There is a very much underrated fraction of voters from all kind of colours that don’t vote anymore or vote AFD. The AFD on the other hand should not confuse high ratings with approval of its nationalist core which most certainly is supported by only very few.
Especially in the East people are socialised in a way to not trust mainstream media- for them media always were and still are vehicles of propaganda. Therefore the mainstream media fear mongering and its narrowing down of AFD to its ugly part Katja mentions will not reach many East Germans – they live outside this bubble and just dont read or watch them anyway.

Bob Ewald
Bob Ewald
28 days ago

It seems that Germany has a similar problem to what the US is experiencing albeit with different circumstances. Ossified parties aka elitists, who are disconnected from fundamental values & lacking in true leadership qualities, vilify and dismiss the concerns of large groups of citizens. Unfortunately for Germany, the backlash comes from a party whose leader apparently sees aspects of Nazism as the answer.

William Brand
William Brand
27 days ago

Any Jews who have moved to Germany should leave.

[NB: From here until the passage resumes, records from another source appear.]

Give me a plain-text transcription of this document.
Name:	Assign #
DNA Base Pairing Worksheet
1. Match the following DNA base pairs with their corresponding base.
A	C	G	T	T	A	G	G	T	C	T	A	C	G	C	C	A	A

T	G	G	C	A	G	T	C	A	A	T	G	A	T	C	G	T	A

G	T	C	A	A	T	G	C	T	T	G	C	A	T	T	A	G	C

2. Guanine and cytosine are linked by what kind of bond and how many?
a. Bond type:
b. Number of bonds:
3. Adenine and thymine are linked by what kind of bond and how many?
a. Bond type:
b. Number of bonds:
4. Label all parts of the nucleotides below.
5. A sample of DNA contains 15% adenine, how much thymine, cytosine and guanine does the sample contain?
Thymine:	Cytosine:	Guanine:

The Black and Moslem immigrants who have invaded Germany should remember the fate of German Jews. They are the current target of AFD. Islamic behavior in Germany has been the main reason for AFD rise. The rule of the Antichrist is predicted in the next few years. It is likely that The AFD will bring back the swastika during the 7 years of Satanic rule.

Dr E C
Dr E C
27 days ago

‚Alles für Deutschland‘ isn’t ok but ‘Death to Israel (or the USA)’ or ‘Gas the Jews’ or ‘Yemen, Yemen, make us proud’ are? I wish more politicians would listen to what (especially) young Muslims are openly saying about their host countries & start to take it seriously. It’s seriously patronising not to think they mean it. Why shouldn’t Germans in Germany love their country and want the removal of people who openly revile them? Crime stats alone vindicate them. Look at Sweden. It now has the highest number of shootings in Europe and the highest number of rapes outside sub-Saharan Africa. Great job Swedish politicians! Way to go protecting your citizens.